The AI revolution is not unlike the Industrial Revolution and every other technological and digital upheaval that preceded it. The transatlantic slave trade enlarged the pool of investable funds that produced a trade pattern that fostered industrialization in Europe.

This in turn nurtured plantation societies in the West Indies. Likewise, the political and economic geography of the AI revolution is creating opulence in some places and “shadowlands” or a “Fourth World” of “black holes” of social exclusion in others.

On both the plantation and the platform, risks and costs of production are downloaded onto the worker. While platform labour appears to offer healthy degrees of freedom, it shares with the plantation the instability, precariousness, and temporality of plantation labour.

The shaping of platform labour around “gigs” enables the capitalists to keep wages down. Platform workers face insecure income, labour insecurity, and digital surveillance. AI is humans. People on the margins of society everywhere are picking up “gigs”. The neoliberal outlook of the California Ideology promotes an inclusive form of capitalism, “for the common good”.

However, the pieceworkers in emerging economies become interpellated as a new customer base for the benefit of the Global North. Platform workers engaged in content moderation and data labelling are paid per task. The governance of this type of work happens via protocols. Work tasks are fragmented into tiny bits. Each segment is simple, but the whole leads to feelings of disillusionment and precarity.

In August 2023, the UN estimated that more than 120,000 people were trafficked to work in cyber-slavery camps. They found themselves in walled jungle fortresses with barbed wire fences. At these cyber scam centres in obscure border towns, underworld crime syndicates conduct a range of digital transactions using fake apps to display false investments and profit information.

The trafficked workers build platform accounts using a VPN, AI Apps, and 3D video cameras. The issue of slave labour was woven into Marx’s analysis of ancient and modern social formations and was deeply intertwined with his treatment of wage labour.

In his chapter on “The Genesis of the Industrial Capitalist” in volume one of “Capital,” Marx concluded that “the veiled slavery” of the wage labourers in Europe needed the unreserved slavery of the New World as its plinth.
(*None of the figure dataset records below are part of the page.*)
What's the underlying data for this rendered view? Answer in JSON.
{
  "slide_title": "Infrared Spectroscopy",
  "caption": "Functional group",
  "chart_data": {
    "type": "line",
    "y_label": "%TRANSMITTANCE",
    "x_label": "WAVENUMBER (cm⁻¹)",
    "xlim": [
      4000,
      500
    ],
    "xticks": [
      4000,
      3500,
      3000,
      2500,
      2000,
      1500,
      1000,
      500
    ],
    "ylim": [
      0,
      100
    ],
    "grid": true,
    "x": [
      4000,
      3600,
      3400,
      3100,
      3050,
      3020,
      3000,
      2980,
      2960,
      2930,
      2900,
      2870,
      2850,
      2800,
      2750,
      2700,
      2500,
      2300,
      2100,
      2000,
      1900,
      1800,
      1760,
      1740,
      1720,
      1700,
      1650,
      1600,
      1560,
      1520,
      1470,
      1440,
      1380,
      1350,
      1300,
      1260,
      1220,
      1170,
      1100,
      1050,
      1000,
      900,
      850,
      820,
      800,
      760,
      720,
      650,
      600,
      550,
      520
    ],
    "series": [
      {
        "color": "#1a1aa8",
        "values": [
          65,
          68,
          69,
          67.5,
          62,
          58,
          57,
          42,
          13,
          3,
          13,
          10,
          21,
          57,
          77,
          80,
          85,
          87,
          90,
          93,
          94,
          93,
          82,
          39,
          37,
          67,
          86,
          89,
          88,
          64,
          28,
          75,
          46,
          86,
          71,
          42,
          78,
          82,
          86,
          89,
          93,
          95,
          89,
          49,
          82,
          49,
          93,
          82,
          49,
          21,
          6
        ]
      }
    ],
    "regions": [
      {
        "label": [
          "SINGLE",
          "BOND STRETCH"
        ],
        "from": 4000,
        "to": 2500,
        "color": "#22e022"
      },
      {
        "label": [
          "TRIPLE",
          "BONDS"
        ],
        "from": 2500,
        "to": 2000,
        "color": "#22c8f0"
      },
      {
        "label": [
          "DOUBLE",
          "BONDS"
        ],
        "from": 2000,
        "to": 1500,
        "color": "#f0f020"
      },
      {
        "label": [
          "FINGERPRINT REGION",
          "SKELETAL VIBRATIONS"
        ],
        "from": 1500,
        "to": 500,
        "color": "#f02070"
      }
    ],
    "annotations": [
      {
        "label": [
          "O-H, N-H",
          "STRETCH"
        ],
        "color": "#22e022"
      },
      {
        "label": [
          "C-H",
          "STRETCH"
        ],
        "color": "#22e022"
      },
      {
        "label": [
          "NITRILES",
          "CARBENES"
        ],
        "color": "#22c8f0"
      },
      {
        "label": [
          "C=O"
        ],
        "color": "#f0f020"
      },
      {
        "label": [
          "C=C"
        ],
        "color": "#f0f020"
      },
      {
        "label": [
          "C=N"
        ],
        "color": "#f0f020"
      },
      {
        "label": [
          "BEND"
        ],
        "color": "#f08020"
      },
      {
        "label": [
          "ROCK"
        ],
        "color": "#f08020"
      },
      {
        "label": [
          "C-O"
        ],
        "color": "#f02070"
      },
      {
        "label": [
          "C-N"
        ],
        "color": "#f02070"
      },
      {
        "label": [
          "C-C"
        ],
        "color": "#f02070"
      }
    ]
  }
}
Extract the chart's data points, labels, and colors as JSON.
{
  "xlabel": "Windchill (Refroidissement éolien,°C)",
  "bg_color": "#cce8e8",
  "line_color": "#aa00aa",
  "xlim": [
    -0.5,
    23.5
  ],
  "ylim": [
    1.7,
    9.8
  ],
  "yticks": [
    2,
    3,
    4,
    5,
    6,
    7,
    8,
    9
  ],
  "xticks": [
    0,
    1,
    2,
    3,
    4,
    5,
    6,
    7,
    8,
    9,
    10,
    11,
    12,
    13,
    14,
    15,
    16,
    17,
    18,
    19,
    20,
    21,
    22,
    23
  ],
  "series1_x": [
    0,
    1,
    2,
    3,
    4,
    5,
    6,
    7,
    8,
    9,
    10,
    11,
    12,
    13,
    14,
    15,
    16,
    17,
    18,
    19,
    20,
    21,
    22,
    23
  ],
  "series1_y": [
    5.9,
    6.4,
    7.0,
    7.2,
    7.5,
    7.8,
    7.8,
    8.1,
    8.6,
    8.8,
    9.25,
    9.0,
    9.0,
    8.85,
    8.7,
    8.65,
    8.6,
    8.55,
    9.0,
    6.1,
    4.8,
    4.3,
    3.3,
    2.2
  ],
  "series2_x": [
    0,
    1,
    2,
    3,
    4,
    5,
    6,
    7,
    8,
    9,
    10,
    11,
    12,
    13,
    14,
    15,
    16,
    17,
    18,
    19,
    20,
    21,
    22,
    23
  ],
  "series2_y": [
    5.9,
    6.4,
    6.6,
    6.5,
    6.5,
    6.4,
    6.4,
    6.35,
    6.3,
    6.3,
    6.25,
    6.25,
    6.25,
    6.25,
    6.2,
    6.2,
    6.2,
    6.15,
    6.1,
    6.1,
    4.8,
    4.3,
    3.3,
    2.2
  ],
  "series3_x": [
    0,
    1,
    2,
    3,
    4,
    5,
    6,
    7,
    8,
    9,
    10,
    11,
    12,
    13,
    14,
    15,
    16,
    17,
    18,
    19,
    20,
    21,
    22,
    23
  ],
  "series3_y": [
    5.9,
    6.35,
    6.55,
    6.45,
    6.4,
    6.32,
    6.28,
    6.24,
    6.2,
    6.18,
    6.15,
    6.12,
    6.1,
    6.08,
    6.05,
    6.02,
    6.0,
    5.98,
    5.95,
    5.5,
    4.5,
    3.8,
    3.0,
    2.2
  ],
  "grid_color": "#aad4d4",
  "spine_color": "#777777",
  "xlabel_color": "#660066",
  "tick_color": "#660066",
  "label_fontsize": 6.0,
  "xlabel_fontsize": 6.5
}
Marx traced the direct dependence of the British Industrial Revolution on New World slavery in the growth in the number of slave ships. He noted that in 1730, Liverpool employed 15 ships in the slave trade. By 1751, 53; in 1760, 74; and in 1770, 96 vessels were in use. By 1792, the number of ships reached 132.

But despite his clear observations, Marx never wrote a treatise on slavery. Moreover, Marx never understood Saltwater Slavery. His treatment of slave labour systems was wide-ranging, encompassing elements such as ancient Greek and Roman slavery, debt slavery, the rise of slavery as a “second type of colonialism”, and slaveowner capitalism as the basis of a distinctive system of accumulation, including its role in the development of capitalist management.

Marx did not understand the rebellions and slave revolts aboard ships. Driven by despair, thousands destined for “shadowlands” in the West Indies jumped into the Atlantic in chains. Max Weber in his text, “The Protestant Ethic and the Spirit of Capitalism” (1930, p. 123), noted that modern society can force humans into a metaphorical “iron cage” where spontaneity evaporates.

Weber explains that this happens with technological advancement simply because new tools have technical superiority over other forms of organization. And so AI models can potentially promote unhealthy rationalization and commodification. In this sense, AI capitalism is not unlike industrial capitalism. The means and the machines are new. But the consequences converge.

The management and delivery of citizen-facing services by an elite group of technical experts to create public value has a long political history. The idea of a technocracy reverberates with Plato’s belief in philosopher kings who have “true knowledge” that will allow them to govern with political skill, temperament, power, and philosophical knowledge.

It is also a central idea in the work of Henri de Saint-Simone. Saint-Simone’s unique French-style model of economic planning encourages the reduction of friction, precision, speed, unambiguity, discretion, knowledge, continuity, and unity.

In technocratic social systems, experts are given the power to manage and govern. The peril here is that the rapidly evolving possibilities that AI-Assemblages have created can make humans believe that they need certain solutions simply because they are technologically possible. But this can create “false needs.”

Governments are now gradually moving AI from the back office to the front. Bureaucracies are now actively seeking to deliver frictionless citizen-facing services by putting controls in place to mitigate drift and hallucinations.

AI-Assemblages already allow some governments to frame and solve numerous bureaucratic problems, and nurture an orientation to excellence in service delivery grounded in a European Enlightenment-era perspective, that puts a premium on progress by boosting public value.

Behind this constellation of beliefs and practices is a presumed benefit from greater access to data, data mining, and data refining. But technology is never neutral. We are always inside the things we make.